She turned her back on them to butter fresh cornbread.

Tom winked at Betsy and mouthed,
"No Neville."

She exhaled relief and accepted the
chair he pulled out.
 
He sank into the
chair beside hers.
 
When Hattie set
plates before them, they had nothing to say for several minutes.
 
They capped off the meal with blackberry
cobbler, and in a drowse brought on by the afternoon of walking and the supper
of good food, Betsy felt Hattie pat her shoulder.
 
"That's right, child, you go ahead and eat fo' dat baby of
yours.
 
Bless me if you wasn't just skin
and bones when you arrive here last Wednesday."

"Mrs. Sheridan."
 
Betsy blinked at Abel, who stood in the
doorway, and Tom turned his head to regard the dour-faced accountant.
 
"I would speak with you in my
office."
 
Tom rose, and Abel
sniffed.
 
"
Alone
."
 
He vanished down the hallway.

Too sleepy to conjure resistance,
she followed Abel.
 
Only when she
reached his office door did she suspect he might have figured out she'd snooped
in his office Friday morning.
 
But by
the time her reasoning caught up with her groggy senses, the accountant was
already beckoning her inside.
 
She came
fully awake when he shut the door behind her and Adam Neville rose from a chair
in the corner shadows.
 
"Mrs.
Sheridan, what a pleasure to see you again."

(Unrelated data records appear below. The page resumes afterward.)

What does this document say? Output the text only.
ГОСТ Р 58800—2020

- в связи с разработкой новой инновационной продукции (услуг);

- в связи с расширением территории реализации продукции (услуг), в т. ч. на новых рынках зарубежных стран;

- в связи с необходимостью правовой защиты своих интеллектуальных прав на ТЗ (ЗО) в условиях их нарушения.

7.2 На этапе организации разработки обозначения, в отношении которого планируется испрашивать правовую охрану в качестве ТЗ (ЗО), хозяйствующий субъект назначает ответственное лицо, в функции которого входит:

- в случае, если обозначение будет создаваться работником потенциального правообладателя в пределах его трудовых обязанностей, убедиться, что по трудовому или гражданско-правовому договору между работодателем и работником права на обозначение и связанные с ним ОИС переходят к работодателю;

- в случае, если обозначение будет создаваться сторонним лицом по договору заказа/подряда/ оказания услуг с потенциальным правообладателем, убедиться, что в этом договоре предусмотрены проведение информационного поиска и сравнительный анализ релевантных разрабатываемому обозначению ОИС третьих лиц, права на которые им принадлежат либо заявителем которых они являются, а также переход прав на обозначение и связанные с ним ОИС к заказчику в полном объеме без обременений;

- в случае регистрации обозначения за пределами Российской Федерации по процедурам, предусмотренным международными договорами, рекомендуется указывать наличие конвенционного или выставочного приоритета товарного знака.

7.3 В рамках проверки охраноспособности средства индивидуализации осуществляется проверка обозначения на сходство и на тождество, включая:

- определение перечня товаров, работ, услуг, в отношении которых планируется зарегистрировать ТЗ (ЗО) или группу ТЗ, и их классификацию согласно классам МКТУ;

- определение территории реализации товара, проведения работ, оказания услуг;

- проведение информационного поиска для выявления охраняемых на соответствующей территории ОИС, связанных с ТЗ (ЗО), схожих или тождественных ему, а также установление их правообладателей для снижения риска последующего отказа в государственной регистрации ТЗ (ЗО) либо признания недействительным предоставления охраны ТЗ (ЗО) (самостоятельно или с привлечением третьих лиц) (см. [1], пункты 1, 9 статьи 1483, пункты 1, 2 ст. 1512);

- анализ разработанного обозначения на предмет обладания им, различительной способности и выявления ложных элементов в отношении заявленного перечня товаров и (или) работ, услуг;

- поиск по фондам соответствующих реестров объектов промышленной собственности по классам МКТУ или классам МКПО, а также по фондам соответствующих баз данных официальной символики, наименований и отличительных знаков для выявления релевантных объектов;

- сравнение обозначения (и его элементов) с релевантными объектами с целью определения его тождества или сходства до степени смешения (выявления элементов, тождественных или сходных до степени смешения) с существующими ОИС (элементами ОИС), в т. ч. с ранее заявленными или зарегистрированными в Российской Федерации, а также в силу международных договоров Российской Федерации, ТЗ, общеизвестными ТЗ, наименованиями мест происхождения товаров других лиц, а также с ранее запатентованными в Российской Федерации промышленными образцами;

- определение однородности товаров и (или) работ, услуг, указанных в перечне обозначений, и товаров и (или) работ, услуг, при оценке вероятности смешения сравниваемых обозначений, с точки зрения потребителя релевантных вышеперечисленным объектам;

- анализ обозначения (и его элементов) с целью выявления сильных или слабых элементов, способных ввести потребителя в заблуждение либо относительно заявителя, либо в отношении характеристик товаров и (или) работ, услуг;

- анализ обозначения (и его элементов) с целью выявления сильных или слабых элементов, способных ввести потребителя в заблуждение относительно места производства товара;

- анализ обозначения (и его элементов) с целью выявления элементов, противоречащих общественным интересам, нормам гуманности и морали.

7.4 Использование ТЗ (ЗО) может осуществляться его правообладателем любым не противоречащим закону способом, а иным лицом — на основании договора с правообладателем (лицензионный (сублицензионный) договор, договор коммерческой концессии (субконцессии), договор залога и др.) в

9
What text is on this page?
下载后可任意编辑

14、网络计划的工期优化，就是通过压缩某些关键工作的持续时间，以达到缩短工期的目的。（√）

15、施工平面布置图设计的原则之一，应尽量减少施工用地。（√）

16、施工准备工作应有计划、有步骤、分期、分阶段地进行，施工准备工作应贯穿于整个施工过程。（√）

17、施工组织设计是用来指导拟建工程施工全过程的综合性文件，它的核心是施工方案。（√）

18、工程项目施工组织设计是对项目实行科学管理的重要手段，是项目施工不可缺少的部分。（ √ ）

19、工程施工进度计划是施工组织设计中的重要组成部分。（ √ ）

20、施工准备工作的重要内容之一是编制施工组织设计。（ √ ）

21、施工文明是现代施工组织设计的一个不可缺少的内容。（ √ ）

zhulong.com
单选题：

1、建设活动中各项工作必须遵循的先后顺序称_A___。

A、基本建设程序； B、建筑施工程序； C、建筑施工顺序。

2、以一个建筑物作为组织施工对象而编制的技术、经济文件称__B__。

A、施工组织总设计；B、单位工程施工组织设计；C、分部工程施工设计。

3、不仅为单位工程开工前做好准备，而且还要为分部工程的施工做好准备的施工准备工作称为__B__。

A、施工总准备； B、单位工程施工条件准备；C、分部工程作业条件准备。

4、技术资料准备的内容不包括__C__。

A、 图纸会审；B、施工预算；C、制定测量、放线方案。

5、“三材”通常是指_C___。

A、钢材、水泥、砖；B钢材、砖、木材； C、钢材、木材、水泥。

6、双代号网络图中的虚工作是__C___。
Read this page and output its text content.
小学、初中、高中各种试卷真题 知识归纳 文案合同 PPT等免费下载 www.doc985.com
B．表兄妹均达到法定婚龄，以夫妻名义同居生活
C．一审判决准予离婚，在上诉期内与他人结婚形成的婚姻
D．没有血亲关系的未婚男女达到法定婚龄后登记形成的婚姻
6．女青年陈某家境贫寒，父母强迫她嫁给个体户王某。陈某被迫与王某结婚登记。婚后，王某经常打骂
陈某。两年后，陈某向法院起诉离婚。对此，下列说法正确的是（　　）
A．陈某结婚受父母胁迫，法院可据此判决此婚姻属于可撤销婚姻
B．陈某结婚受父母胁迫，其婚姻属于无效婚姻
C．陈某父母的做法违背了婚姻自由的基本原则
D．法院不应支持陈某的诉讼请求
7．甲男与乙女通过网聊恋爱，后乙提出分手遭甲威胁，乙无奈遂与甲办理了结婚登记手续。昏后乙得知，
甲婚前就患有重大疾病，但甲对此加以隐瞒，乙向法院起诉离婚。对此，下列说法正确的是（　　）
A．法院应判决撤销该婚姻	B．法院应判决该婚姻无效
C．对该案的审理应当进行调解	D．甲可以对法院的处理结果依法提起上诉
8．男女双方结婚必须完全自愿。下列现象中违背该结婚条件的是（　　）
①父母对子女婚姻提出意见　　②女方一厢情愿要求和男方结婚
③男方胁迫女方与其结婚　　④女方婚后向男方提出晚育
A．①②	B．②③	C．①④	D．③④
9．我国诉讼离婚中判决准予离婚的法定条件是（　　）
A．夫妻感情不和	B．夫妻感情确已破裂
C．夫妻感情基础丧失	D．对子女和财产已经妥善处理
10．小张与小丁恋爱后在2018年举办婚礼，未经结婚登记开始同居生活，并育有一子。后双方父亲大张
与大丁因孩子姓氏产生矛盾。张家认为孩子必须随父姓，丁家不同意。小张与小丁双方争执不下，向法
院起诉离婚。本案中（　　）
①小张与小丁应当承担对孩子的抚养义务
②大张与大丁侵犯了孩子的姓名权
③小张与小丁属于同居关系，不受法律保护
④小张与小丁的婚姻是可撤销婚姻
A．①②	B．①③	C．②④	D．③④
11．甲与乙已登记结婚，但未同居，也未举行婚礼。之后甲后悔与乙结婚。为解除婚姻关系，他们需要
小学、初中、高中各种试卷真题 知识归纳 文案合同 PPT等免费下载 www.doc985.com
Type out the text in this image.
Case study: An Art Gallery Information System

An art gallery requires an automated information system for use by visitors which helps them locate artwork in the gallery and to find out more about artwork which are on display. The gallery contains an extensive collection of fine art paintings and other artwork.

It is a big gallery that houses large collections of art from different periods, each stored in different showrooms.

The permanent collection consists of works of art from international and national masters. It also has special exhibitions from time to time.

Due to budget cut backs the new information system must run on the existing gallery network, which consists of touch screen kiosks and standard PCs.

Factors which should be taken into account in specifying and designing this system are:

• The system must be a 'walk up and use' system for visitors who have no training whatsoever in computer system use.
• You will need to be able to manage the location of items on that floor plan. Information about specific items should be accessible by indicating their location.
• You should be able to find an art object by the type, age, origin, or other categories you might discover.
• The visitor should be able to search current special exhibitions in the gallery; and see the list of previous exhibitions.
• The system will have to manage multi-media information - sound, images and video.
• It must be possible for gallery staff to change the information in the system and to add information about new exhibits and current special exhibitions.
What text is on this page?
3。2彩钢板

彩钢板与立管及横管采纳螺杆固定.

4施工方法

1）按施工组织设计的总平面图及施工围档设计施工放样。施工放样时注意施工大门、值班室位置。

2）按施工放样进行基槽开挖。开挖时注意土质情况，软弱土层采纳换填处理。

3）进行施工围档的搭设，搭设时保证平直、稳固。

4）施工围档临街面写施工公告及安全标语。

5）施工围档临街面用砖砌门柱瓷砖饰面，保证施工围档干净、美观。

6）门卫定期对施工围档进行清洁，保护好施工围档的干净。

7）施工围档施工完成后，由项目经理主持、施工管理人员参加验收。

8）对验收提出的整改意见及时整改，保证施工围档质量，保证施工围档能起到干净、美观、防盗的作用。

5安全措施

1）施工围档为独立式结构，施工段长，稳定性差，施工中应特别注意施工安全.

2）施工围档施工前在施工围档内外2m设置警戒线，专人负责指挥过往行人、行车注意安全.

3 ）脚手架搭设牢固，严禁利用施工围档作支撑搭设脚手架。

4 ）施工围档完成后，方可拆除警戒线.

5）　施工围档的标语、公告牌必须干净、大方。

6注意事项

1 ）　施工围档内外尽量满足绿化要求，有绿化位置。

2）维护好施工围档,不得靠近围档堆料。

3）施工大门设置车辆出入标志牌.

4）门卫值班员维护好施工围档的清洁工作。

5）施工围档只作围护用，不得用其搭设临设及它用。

She glanced from Abel, whose face
betrayed no sentiment, and who had assumed position near the room's only lamp,
to the floor, where she bit her tongue to stop herself from screeching,
"Branwell, you stinking, miserable excuse for a double agent!"
 
Then she looked back at Neville, whose lip
was still swollen from the encounter with her riding crop a week earlier.
 
She grafted on her tea-party smile.
 
"Lieutenant, what brings you to
Camden?"

He laughed and crossed the rug
between her and Abel.
 
"You're
quite good at this, you know, sending my men and me on to Ninety Six.
 
I even fancy you chewed your way out of your
bonds last Monday morning while we were all sleeping."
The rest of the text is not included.